Nel diligente resoconto fatto agli americani, Scaroni afferma di aver risposto agli iraniani che l’ENI era interessato all’investimento, ma ad alcune condizioni. I ricavi dell’ENI dovevano essere cioè basati sul prezzo internazionale di petrolio e gas naturale piuttosto che su importi predefiniti in relazione al prodotto estratto, mentre i nuovi investimenti sarebbero dovuti rientrare nell’ambito dei contratti già in essere con l’Iran. In questo modo sarebbe stata soddisfatta la terza condizione posta dal manager italiano, quella di non incorrere nelle sanzioni applicate contro la Repubblica Islamica a causa del suo presunto programma nucleare.

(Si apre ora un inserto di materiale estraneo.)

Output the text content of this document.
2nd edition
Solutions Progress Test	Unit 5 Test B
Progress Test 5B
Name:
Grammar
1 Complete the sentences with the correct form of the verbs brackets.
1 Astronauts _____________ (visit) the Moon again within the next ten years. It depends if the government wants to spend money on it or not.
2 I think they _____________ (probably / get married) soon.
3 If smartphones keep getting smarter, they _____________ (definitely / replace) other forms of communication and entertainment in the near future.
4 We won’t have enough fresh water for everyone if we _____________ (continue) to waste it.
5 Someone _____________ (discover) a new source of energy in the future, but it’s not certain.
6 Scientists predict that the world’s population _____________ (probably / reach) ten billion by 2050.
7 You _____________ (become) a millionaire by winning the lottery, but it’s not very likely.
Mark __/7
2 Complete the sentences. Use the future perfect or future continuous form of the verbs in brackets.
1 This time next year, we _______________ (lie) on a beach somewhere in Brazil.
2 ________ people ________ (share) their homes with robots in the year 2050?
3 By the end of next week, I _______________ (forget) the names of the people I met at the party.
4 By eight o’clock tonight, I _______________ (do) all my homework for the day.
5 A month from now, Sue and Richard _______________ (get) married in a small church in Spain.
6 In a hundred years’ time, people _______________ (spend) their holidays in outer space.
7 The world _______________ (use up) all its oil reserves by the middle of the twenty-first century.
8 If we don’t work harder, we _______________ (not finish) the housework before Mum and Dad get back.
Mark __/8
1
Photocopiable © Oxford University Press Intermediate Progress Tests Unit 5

Della proposta iraniana Scaroni aveva discusso con l’allora premier Prodi e con il Ministro degli Esteri D’Alema, e all’ambasciatore USA aveva confermato il desiderio dell’ENI di avere un rapporto trasparente con Washington riguardo i propri rapporti d’affari con l’Iran. Per alleviare i timori statunitensi, Scaroni aveva sottolineato come l’Iran fosse l’unica valida alternativa alla Russia per l’approvvigionamento di gas naturale destinato al mercato Europeo.
Le rassicurazioni di Scaroni non fecero tuttavia nulla per dissipare le perplessità americane. Spogli, infatti, fece intendere chiaramente come il suo governo fosse contrario a qualsiasi investimento che andava a favorire il regime di Teheran. L’ambasciatore americano a Roma sollecitava poi l’Amministrazione Bush a premere allo stesso modo su Scaroni nel corso del suo imminente viaggio a Washington (4 e 5 febbraio 2007) per il forum dell’Aspen Institute su energia e sicurezza.

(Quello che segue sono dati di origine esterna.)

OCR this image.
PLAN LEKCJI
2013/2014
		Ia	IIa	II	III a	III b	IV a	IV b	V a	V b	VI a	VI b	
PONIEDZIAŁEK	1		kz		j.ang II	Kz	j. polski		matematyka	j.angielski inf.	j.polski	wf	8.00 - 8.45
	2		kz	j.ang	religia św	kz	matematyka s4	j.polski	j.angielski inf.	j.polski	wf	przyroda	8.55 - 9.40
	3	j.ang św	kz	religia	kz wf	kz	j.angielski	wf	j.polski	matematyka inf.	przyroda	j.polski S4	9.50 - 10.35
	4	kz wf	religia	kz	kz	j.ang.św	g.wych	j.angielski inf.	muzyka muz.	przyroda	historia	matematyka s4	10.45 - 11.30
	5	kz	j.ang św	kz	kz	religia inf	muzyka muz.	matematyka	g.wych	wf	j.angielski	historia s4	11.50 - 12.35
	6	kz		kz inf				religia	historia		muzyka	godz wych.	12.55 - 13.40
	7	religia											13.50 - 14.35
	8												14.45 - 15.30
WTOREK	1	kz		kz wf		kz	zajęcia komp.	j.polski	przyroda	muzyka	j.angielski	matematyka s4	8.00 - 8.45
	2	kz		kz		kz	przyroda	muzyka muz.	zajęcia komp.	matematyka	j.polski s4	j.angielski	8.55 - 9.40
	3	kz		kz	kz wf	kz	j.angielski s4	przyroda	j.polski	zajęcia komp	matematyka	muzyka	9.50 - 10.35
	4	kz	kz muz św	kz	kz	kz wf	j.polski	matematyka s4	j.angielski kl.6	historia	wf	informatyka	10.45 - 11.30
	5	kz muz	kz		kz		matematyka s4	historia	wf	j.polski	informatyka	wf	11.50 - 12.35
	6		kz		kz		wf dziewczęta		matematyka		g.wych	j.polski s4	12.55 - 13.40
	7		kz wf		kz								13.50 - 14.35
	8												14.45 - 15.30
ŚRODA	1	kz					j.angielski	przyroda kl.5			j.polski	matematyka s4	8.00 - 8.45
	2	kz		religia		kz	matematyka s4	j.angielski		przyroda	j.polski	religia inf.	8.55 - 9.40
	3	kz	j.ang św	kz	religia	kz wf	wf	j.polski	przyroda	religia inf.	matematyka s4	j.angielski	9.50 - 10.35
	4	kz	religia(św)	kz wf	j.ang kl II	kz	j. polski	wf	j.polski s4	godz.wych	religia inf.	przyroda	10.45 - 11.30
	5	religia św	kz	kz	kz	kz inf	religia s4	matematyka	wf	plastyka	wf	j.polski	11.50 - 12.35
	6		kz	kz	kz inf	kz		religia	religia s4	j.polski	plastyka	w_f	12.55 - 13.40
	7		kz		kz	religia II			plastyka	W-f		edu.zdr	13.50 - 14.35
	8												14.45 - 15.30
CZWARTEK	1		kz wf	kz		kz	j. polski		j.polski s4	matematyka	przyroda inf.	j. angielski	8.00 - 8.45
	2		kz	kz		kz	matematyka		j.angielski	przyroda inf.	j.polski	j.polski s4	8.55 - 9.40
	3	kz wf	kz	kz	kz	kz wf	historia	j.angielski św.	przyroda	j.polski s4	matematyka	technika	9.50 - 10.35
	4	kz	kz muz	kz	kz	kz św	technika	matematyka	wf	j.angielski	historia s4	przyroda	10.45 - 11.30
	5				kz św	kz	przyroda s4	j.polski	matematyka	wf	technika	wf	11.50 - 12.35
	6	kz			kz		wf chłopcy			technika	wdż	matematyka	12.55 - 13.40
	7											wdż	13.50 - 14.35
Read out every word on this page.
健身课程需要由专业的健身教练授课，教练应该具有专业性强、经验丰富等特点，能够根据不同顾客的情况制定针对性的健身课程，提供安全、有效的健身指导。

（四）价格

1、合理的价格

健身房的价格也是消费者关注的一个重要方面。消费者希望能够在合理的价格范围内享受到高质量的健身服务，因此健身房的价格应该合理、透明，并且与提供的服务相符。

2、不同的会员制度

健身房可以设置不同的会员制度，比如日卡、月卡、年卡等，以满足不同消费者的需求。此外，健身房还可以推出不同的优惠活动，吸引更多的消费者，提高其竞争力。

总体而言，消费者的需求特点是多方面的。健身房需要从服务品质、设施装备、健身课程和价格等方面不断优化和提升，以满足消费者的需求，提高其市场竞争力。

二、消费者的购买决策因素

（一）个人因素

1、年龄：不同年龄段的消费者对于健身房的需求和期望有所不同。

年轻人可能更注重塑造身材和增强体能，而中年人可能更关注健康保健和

Per Spogli gli incontri di Scaroni con i funzionari USA sarebbero stati un’eccellente opportunità per far comprendere all’ENI le conseguenze di eventuali nuovi investimenti nel settore energetico dell’Iran, dove la compagnia ha peraltro già investito 2,5 miliardi di dollari a partire dagli anni Cinquanta.
Anche nel secondo cablo pubblicato da McClatchy si riscontrano identiche preoccupazioni per gli affari dell’ENI in Iran (“vorremmo che l’ENI abbandonasse l’Iran”, sostiene senza mezzi termini l’ambasciatore americano), ma a prevalere sono in questo caso le inquietudini per gli stretti legami con Gazprom. La data è quella del 24 aprile 2008 e la classificazione è “confidenziale”. Un’altra visita di Scaroni a Washington, in programma tra il 5 e il 6 maggio dello stesso anno, secondo l’ambasciatore Spogli avrebbe fornito l’opportunità di ricordare “in maniera molto chiara” al numero uno dell’ENI la posizione americana circa le attività della sua compagnia.
Lo scrupolo immediato per gli Stati Uniti è rappresentato dal fatto che ENI è un partner al 50 per cento di Gazprom nel progetto South Stream, il gasdotto che dovrebbe collegare la Russia con l’Europa passando per il Mar Nero. Anche se un dirigente della compagnia italiana aveva confidato all’ambasciata USA che vi erano difficoltà nell’avanzamento del South Stream a causa di contrasti con Serbia e Romania. Per Washington questo progetto continuava a rappresentare una minaccia alla costruzione del gasdotto Nabucco, sponsorizzato dagli stessi americani e dall’Unione Europea per trasportare il gas estratto dai giacimenti nel bacino del Mar Caspio e ridurre così la dipendenza dalle forniture russe.
La diversificazione degli approvvigionamenti europei viene continuamente citata nel cablo diffuso da Wikileaks e ritorna in un passaggio chiave per comprendere forse anche le origini dell’aggressione militare in corso in Libia. L’ambasciatore Spogli fa riferimento a un recente “accordo con Gazprom secondo il quale ENI faciliterebbe l’accesso dei russi ai giacimenti di gas naturale in Nord Africa” - più precisamente in Libia - in cambio della concessione alla stessa ENI di operare in quelli situati in Russia.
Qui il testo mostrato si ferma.